L'exemple de la réintroduction du loup dans le parc de Yellowstone
L'ingénieur écologue Jean-Claude Génot s'appuie sur l'exemple de la réintroduction du loup dans le parc naturel de Yellowstone aux Etats-Unis pour expliquer le ré-équilibre naturel qui peut s'instaurer dans les forêts françaises grâce au retour du canidé.Dans ce grand parc naturel du nord-ouest américain, la chasse au loup avait fini par provoquer la surpopulation d'herbivores, tels que les wapitis.

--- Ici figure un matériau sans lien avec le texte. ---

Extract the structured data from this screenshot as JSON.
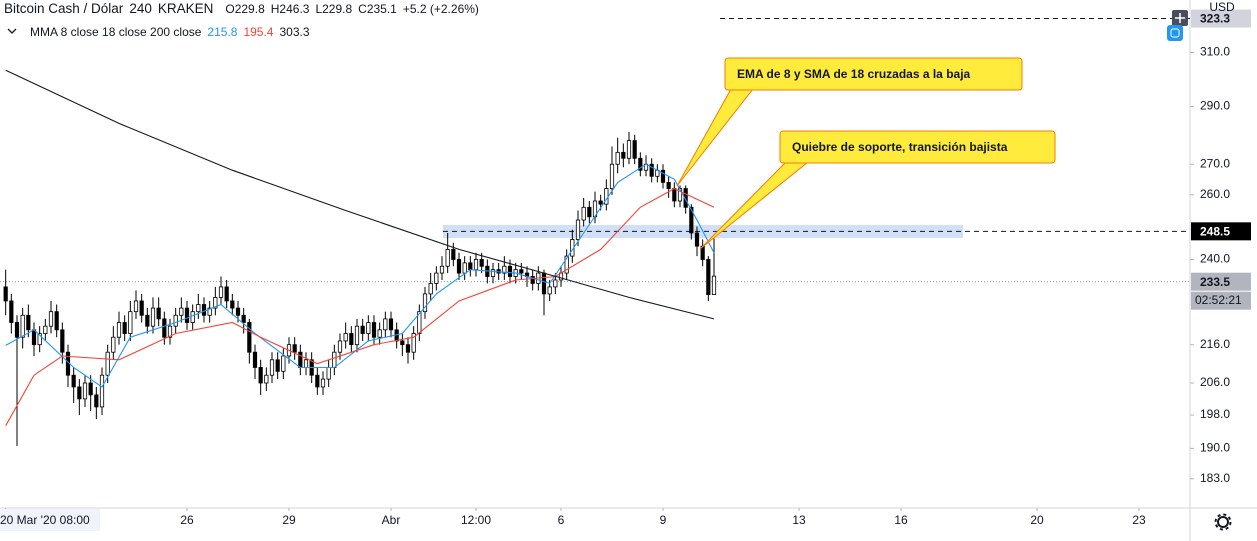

À leur tour, ces herbivores, par leur alimentation ont perturbé la régénération de la végétation. Celle-ci n'a plus joué son rôle de stabilisateur des sols d'où l'apparition de glissements de terrains et de problèmes liés à l'érosion.
À l'issue d'une vingtaine d'années de négociations, les acteurs locaux ont fini par accepter la réintroduction du loup et 14 loups ont été relâchés en 1995, bientôt rejoints par 17 loups venus du Canada. La première conséquence de cette réintroduction a été la baisse drastique du nombre de wapitis, puis sa stabilisation. Enfin les autres espèces d'animaux du parc ont pu être rééquilibrées : bisons, ours et cervidés coexistent désormais dans le parc.